Tatyana Grigoryevna Vasilyeva (Татья́на Григо́рьевна Васи́льевa; born 28 February 1947) is a Soviet and Russian theater and film actress, and TV presenter. She has appeared in more than seventy films since 1969. She was named a People's Artist of the Russian Federation in 1992.

==Biography==
She graduated from the Moscow Art Theatre School (course of Vasiliy Markov) in 1969. In 1969–1983, she acted at the Moscow Satire Theater. Her first theatre role was as the Commissioner in The Time in Captivity, based on a play by Alexander Stein.

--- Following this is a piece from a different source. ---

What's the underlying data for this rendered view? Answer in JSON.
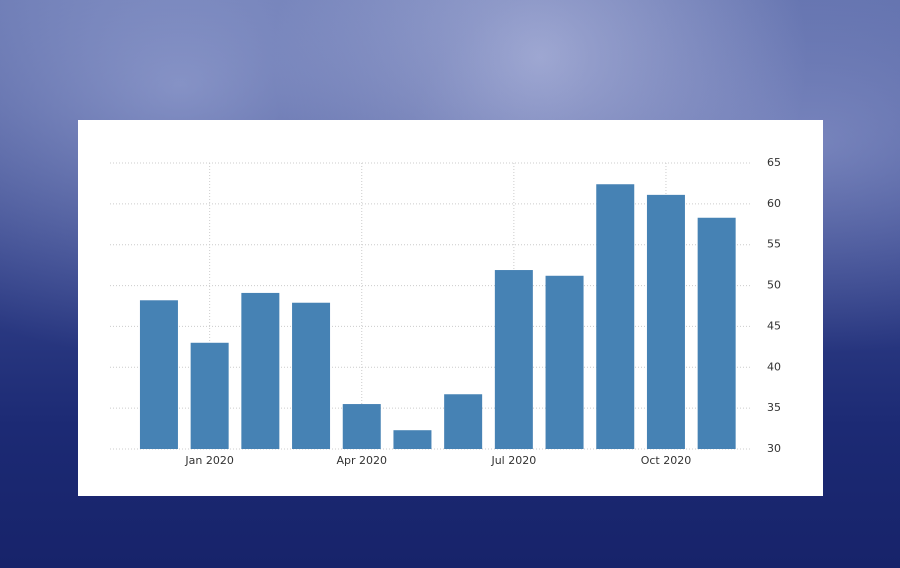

From 1983 to 1992, she performed at the Moscow Academic Mayakovsky Theatre.

Since 1996, she has been acting at The School of Modern Play.

From June 4 to August 31, 2012, she led the program Between Us, Girls on Channel One, and, from April 1 to May 30, 2014, moderated Your case... on Channel One.

==Selected filmography==
- 1975 — Hello, I'm Your Aunt! as Annie
- 1979 — Kind Men as Iraida Yaroslavna
- 1980 — The Evening Labyrinth as Eleonora
- 1985 — The Most Charming and Attractive as Susanna
- 1992 — White King, Red Queen as Yekaterina
- 1998 — The Circus Burned Down, and the Clowns Have Gone as Margarita
- 2005 — Popsa as Larisa Ivanovna
- 2007 — Waiting for a Miracle as Renata Genrikhovna
- 2012 — Svaty as Viktoria Viktorovna

==Personal life==
Her first husband (1973-1983) was actor Anatoly Vasilyev (born 1946), People's Artist of the Russian Federation (1994). Their son, Philip (born July 30, 1978), is an actor. The second husband (1983-1995) was actor Georgy Martirosyan (born 1948), Honored Artist of the Russian Federation (2004). Their daughter is Elizaveta Martirosyan (born November 5, 1986).